White Coat Black Art26:30Primary care for all: Lessons from Denmark
Emily Ritchie wasn’t nervous about finding a doctor in Denmark.
She knew that within days of moving from Vancouver to her family’s new home in Copenhagen last year, they would be connected to a general practitioner.
Denmark residents are given a card with a number they use for everything from opening a bank account to accessing health care. The card also includes the name of an assigned general practitioner (GP), the equivalent of a family doctor in Denmark.
“You’re not left looking for a number. You’re not left searching for who to contact. It’s gold in a card,” Ritchie told Dr. Brian Goldman, host of CBC’s White Coat, Black Art.
It’s a stark difference from the situation in Canada, where finding a family doctor or nurse practitioner can be challenging. Some people can wait years depending on where they live.
As many as 6.5 million Canadians may be without a family doctor or nurse practitioner.
Dr. Tara Kiran, a family doctor in Toronto, says she knows primary care in Canada can be better.
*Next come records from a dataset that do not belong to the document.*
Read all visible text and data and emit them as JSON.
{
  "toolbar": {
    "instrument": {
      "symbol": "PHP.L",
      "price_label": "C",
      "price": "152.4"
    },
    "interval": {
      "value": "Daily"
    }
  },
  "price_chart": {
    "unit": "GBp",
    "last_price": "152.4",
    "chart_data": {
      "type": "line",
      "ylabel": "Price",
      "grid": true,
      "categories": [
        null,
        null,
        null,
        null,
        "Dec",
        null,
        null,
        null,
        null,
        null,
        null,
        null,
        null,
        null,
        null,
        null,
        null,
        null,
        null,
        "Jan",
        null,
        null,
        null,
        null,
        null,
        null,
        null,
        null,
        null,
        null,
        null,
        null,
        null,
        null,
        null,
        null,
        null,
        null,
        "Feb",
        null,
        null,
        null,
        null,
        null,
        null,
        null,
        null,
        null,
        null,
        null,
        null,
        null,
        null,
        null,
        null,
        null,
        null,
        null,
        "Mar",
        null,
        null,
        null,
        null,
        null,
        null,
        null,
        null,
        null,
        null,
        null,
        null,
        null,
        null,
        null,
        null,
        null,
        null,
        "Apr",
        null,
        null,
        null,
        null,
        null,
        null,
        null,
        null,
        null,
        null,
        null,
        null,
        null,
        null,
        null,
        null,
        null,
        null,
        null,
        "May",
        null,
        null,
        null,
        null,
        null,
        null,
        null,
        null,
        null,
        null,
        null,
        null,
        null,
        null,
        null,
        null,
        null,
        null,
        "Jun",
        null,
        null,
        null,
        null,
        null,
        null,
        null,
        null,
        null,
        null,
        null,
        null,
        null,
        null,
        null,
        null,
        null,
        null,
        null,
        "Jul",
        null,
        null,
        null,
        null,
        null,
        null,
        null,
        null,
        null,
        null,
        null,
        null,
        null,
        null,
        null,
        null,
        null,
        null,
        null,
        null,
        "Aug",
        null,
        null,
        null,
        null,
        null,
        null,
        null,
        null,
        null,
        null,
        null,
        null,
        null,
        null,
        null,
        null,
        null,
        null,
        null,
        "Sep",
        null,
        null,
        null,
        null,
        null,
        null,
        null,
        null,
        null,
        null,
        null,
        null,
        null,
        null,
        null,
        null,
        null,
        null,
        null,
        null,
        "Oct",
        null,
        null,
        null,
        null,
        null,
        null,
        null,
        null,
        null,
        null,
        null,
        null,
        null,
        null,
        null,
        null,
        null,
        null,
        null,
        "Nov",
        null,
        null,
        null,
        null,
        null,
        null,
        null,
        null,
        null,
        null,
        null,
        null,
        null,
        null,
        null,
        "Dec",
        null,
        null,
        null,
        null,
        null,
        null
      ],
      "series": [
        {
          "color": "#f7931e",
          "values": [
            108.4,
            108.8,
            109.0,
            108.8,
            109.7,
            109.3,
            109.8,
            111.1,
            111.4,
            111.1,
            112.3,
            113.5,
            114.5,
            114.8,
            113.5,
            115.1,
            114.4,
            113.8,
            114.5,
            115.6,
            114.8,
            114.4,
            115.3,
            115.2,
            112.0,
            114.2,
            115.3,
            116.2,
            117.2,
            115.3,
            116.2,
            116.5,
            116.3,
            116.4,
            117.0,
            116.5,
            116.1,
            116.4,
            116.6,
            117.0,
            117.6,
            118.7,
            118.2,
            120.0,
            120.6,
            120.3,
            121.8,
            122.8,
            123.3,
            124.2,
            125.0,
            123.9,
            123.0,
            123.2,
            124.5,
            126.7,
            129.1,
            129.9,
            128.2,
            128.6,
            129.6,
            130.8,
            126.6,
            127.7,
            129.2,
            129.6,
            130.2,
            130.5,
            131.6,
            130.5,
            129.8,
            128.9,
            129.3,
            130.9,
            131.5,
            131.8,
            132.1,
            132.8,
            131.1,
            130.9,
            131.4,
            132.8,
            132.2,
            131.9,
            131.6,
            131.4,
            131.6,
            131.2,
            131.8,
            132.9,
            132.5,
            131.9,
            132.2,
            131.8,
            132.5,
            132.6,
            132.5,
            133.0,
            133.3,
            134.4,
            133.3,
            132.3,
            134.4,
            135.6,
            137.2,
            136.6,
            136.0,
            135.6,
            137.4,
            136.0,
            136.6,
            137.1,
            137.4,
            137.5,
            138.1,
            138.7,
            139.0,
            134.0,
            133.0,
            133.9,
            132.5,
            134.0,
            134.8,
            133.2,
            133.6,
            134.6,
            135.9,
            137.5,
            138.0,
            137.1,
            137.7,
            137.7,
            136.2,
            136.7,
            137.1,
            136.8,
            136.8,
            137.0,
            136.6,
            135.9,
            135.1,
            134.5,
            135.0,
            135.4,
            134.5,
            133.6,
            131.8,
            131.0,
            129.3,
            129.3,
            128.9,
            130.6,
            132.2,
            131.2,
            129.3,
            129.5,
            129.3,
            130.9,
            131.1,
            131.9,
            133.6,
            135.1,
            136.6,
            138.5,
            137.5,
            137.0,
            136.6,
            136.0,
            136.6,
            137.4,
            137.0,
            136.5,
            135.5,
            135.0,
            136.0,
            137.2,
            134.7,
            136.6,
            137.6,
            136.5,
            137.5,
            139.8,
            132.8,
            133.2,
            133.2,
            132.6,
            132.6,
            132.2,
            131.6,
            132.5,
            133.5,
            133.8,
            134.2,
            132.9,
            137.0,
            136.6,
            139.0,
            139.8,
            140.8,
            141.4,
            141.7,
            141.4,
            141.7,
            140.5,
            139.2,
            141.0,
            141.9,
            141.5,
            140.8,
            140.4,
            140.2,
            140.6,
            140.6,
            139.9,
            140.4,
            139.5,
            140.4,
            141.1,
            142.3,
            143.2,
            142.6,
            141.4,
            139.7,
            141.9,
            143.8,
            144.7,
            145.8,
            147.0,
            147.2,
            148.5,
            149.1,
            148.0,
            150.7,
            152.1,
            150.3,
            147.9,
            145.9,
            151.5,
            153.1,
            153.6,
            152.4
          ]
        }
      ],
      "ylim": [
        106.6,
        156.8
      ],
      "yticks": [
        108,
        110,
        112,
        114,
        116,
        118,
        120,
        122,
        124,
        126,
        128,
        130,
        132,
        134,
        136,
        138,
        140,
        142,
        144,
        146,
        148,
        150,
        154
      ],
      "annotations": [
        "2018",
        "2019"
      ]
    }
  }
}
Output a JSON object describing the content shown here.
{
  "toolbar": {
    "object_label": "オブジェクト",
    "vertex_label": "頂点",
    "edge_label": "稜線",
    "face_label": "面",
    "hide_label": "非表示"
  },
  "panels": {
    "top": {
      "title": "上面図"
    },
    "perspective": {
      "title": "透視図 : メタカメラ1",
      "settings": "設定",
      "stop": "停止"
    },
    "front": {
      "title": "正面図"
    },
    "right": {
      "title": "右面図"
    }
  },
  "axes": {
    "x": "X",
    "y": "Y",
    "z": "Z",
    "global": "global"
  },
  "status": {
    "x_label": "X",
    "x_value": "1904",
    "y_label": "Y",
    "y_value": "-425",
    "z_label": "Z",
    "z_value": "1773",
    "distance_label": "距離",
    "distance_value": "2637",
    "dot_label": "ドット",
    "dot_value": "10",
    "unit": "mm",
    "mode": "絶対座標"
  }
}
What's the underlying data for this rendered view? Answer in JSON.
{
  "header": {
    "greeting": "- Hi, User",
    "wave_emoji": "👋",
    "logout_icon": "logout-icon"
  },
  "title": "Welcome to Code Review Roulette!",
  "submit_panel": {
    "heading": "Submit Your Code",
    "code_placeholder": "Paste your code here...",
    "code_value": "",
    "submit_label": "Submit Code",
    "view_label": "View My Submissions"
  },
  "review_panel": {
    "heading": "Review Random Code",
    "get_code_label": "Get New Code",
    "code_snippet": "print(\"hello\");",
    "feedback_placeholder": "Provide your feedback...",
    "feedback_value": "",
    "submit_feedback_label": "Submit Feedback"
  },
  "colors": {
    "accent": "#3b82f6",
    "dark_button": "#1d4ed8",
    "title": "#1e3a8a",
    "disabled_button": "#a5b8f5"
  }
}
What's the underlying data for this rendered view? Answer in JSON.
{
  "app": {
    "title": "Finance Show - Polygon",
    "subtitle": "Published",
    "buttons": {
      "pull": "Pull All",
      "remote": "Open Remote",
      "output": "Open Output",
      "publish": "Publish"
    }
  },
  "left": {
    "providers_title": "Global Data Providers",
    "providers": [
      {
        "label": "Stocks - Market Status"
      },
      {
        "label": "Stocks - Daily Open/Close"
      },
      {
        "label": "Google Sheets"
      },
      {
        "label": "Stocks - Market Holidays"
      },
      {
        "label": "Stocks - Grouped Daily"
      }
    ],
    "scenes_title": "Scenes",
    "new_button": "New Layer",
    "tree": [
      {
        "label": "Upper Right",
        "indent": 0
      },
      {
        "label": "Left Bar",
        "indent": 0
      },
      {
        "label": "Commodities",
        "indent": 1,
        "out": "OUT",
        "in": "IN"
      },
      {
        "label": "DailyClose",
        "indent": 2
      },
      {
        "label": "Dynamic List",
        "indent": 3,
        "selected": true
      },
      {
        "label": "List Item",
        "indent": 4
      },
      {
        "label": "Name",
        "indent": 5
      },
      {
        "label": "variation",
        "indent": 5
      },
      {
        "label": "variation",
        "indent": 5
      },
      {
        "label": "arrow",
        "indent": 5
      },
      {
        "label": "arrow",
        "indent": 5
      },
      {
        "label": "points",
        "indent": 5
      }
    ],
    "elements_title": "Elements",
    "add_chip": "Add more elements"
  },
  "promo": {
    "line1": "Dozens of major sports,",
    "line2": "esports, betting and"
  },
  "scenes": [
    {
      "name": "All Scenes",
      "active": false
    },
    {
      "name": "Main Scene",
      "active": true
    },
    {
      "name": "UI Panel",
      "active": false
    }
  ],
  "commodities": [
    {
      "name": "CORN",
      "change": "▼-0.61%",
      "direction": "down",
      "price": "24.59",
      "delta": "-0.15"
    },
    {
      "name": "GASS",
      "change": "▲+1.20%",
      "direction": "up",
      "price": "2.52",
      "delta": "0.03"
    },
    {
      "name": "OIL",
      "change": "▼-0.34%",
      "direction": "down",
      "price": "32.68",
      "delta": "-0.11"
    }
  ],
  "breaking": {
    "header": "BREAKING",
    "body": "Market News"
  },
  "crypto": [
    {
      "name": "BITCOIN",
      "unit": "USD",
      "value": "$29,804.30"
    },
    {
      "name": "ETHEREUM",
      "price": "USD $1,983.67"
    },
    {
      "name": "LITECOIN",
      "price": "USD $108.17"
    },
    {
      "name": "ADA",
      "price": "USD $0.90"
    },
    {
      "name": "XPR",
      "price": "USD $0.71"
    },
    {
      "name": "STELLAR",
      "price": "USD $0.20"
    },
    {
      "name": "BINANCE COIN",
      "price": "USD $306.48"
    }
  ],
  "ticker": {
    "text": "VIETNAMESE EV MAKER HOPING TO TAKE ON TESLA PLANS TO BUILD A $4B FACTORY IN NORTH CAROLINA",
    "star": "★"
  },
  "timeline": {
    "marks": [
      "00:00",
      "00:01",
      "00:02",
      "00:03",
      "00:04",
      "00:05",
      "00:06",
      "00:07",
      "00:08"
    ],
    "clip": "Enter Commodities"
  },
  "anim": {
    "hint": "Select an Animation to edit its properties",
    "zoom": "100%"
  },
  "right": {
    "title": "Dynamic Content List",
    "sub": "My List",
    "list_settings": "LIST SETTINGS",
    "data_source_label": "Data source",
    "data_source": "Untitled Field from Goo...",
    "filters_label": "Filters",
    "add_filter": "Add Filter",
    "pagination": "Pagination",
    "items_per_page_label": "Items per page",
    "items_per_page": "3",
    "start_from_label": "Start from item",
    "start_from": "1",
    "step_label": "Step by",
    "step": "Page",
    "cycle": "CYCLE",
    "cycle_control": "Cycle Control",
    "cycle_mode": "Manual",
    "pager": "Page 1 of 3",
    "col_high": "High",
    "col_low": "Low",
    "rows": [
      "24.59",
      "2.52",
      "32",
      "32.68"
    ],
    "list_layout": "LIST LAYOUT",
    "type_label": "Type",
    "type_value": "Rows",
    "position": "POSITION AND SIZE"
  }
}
That’s why she went to Denmark and the Netherlands to see how more than 95 per cent of the population in those countries have access to a primary-care provider. That’s much higher than the roughly 83 per cent of Canadian adults with access.
LISTEN | Primary care lessons: What the Netherlands can teach us
White Coat Black Art26:30Primary care lessons: What the Netherlands can teach us
Kiran says Canada can learn from these two nations’ around-the-clock access to primary care and use of primary-care teams.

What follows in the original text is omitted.